Reminds me of my seafaring days.
You needed a hammer, a grease gun and a tin of paint.
If it should move, grease it.
If it didn't move, paint it.
If it should move but didn't, hit it with the hammer............


----------



## nicholsong (May 26, 2009)

Hymervanman said:


> Reminds me of my seafaring days.
> You needed a hammer, a grease gun and a tin of paint.
> If it should move, grease it.
> If it didn't move, paint it.
> If it should move but didn't, hit it with the hammer............


OK that sorts out the crew, but what about the ship? :lol:


----------



## Hymervanman (Aug 20, 2010)

nicholsong said:


> OK that sorts out the crew, but what about the ship? :lol:


Well in my day the ship was made of wood and the men were made of steel :wink: :wink: :wink:


----------



## nicholsong (May 26, 2009)

Hymervanman said:


> nicholsong said:
> 
> 
> > OK that sorts out the crew, but what about the ship? :lol:
> ...


Well! Shivver me timbers!

You must have served in minesweepers!

[Greece still has some of our old ones and probably will have for some years now, even if they cannot afford the fuel]

Geoff


----------



## barryd (May 9, 2008)

Hey! Spooky! That's my exact tool kit that got our aging kontiki around Europe for five months! Well that and sheer luck.
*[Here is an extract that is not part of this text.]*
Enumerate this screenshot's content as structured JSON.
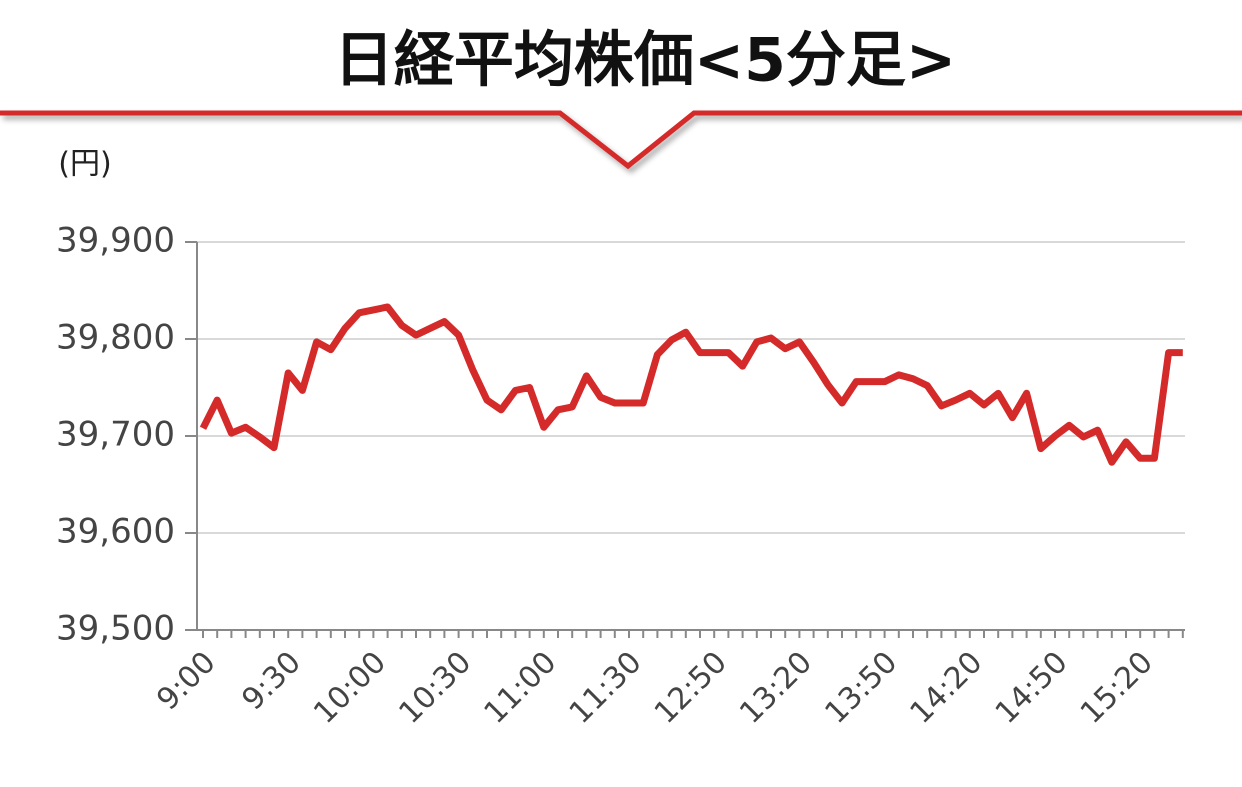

I did buy a fancy toolkit before we left but have been unable to find it for the entire trip. Probably just as well. It's amazing how much stuff you can fix with wd40 though


----------



## KeithChesterfield (Mar 12, 2010)

From my days as a Printing machine operative -

When in doubt - give it a clout!

The bigger the doubt - the bigger the clout!


----------